Lastly, Charmin will be the toilet paper of choice at the third annual Charmin Restrooms in Times Square. The Restrooms, which sit directly below the Duracell Power Lodge, give tourists and New Yorkers alike a bit of ‘relief’ with the ultimate bathroom experience, and sit right on Times Square as a special holiday gift from Charmin.

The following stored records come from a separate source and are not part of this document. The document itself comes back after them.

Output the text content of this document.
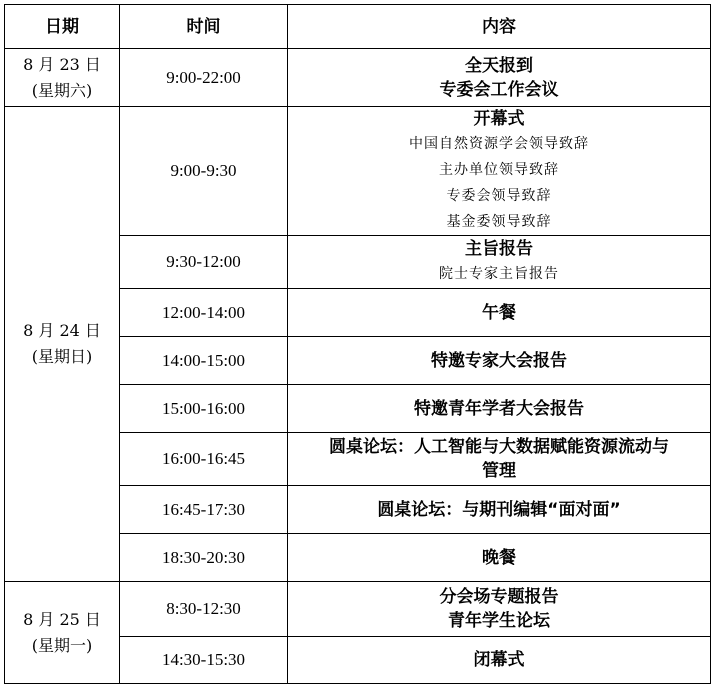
日期	时间	内容

8 月 23 日
(星期六)	9:00-22:00	全天报到
专委会工作会议

8 月 24 日
(星期日)	9:00-9:30	开幕式
中国自然资源学会领导致辞
主办单位领导致辞
专委会领导致辞
基金委领导致辞

	9:30-12:00	主旨报告
院士专家主旨报告

	12:00-14:00	午餐

	14:00-15:00	特邀专家大会报告

	15:00-16:00	特邀青年学者大会报告

	16:00-16:45	圆桌论坛：人工智能与大数据赋能资源流动与
管理

	16:45-17:30	圆桌论坛：与期刊编辑“面对面”

	18:30-20:30	晚餐

8 月 25 日
(星期一)	8:30-12:30	分会场专题报告
青年学生论坛

	14:30-15:30	闭幕式
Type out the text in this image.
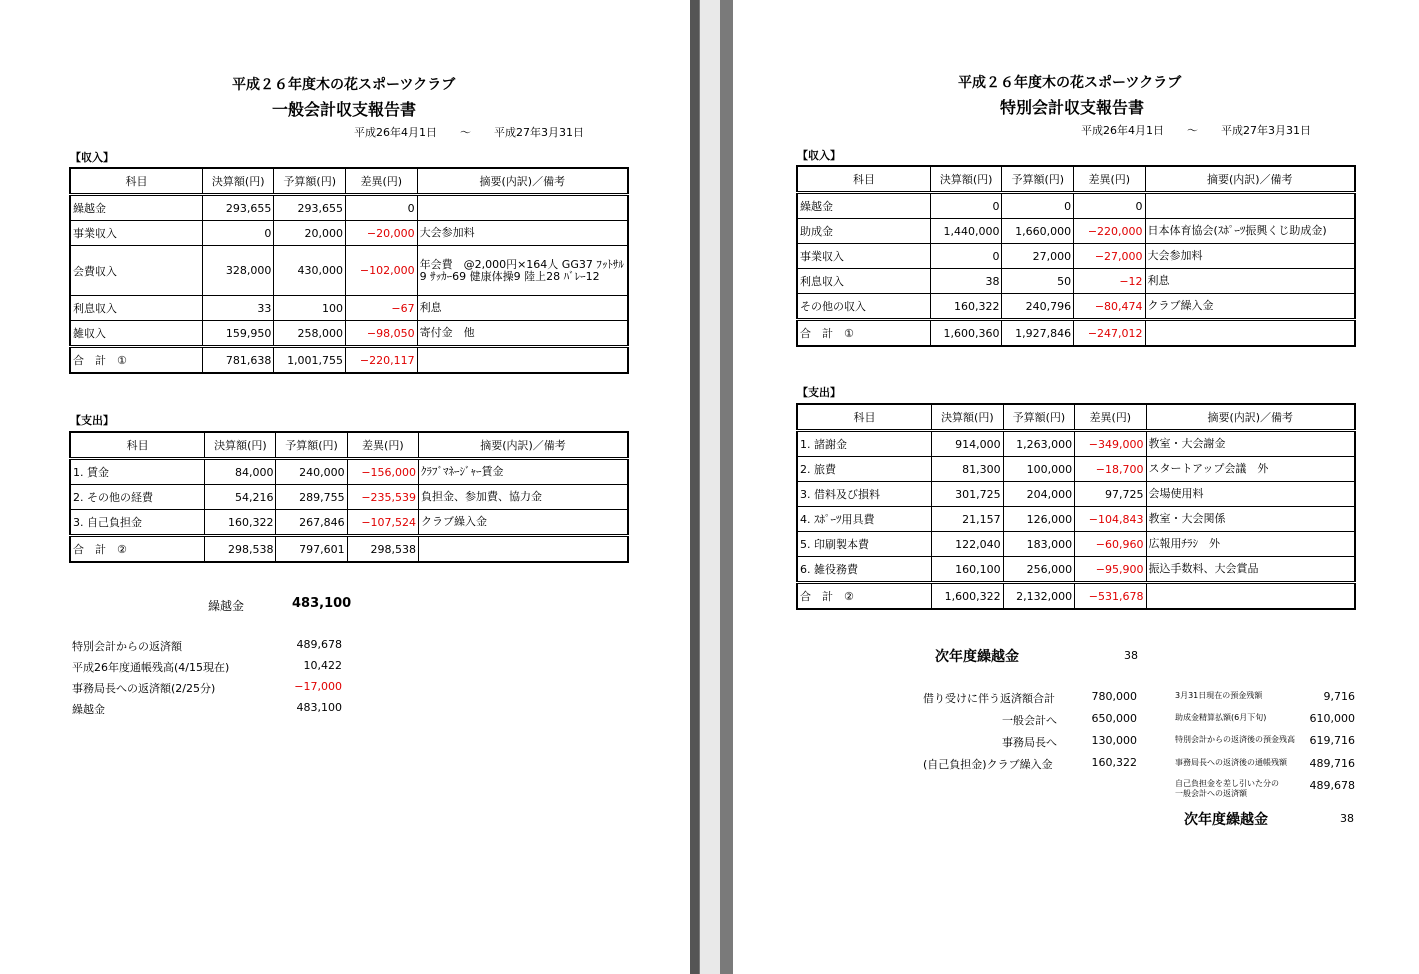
平成２６年度木の花スポーツクラブ
一般会計収支報告書
平成26年4月1日 ～ 平成27年3月31日
【収入】
科目	決算額(円)	予算額(円)	差異(円)	摘要(内訳)／備考
繰越金	293,655	293,655	0	
事業収入	0	20,000	−20,000	大会参加料
会費収入	328,000	430,000	−102,000	年会費　@2,000円×164人 GG37 ﾌｯﾄｻﾙ9 ｻｯｶｰ69 健康体操9 陸上28 ﾊﾞﾚｰ12
利息収入	33	100	−67	利息
雑収入	159,950	258,000	−98,050	寄付金　他
合　計　①	781,638	1,001,755	−220,117	
【支出】
科目	決算額(円)	予算額(円)	差異(円)	摘要(内訳)／備考
1. 賃金	84,000	240,000	−156,000	ｸﾗﾌﾞﾏﾈｰｼﾞｬｰ賃金
2. その他の経費	54,216	289,755	−235,539	負担金、参加費、協力金
3. 自己負担金	160,322	267,846	−107,524	クラブ繰入金
合　計　②	298,538	797,601	298,538	
繰越金	483,100
特別会計からの返済額	489,678
平成26年度通帳残高(4/15現在)	10,422
事務局長への返済額(2/25分)	−17,000
繰越金	483,100
平成２６年度木の花スポーツクラブ
特別会計収支報告書
平成26年4月1日 ～ 平成27年3月31日
【収入】
科目	決算額(円)	予算額(円)	差異(円)	摘要(内訳)／備考
繰越金	0	0	0	
助成金	1,440,000	1,660,000	−220,000	日本体育協会(ｽﾎﾟｰﾂ振興くじ助成金)
事業収入	0	27,000	−27,000	大会参加料
利息収入	38	50	−12	利息
その他の収入	160,322	240,796	−80,474	クラブ繰入金
合　計　①	1,600,360	1,927,846	−247,012	
【支出】
科目	決算額(円)	予算額(円)	差異(円)	摘要(内訳)／備考
1. 諸謝金	914,000	1,263,000	−349,000	教室・大会謝金
2. 旅費	81,300	100,000	−18,700	スタートアップ会議　外
3. 借料及び損料	301,725	204,000	97,725	会場使用料
4. ｽﾎﾟｰﾂ用具費	21,157	126,000	−104,843	教室・大会関係
5. 印刷製本費	122,040	183,000	−60,960	広報用ﾁﾗｼ　外
6. 雑役務費	160,100	256,000	−95,900	振込手数料、大会賞品
合　計　②	1,600,322	2,132,000	−531,678	
次年度繰越金	38
借り受けに伴う返済額合計	780,000
一般会計へ	650,000
事務局長へ	130,000
(自己負担金)クラブ繰入金	160,322
3月31日現在の預金残額	9,716
助成金精算払額(6月下旬)	610,000
特別会計からの返済後の預金残高 619,716
事務局長への返済後の通帳残額 489,716
自己負担金を差し引いた分の一般会計への返済額
489,678
次年度繰越金	38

Not one to pass up a good celebrity publicity stunt either, Charmin brought in Joey Fatone as the ‘King of the Throne’, and he christened the ‘Luxurious Loos’ with a ceremonial ‘First Flush’.

Charmin Restrooms Detail

Together, Philips Lighting, Duracell and Charmin are creating a clean and green New Year’s celebration for 2009 that has earned them plenty of publicity, and a well-deserved ‘Thank You’ from the city of New York.

The Good:

  • Sponsoring a huge event results in tons of press coverage.
  • Consumers get a chance to experience your product first hand.
  • Symbolic products highlight the features and benefits of your main product line.
  • Green technology taps into a current trend and consumer concern.
  • Sponsored products are seen by millions through television coverage of the event.

The Bad:

  • High cost of sponsorship brings the return on investment down.

The Future:

  • Sponsoring pieces and parts of a large event keeps sponsorship costs down while still allowing consumers to see and interact with your products on a large scale.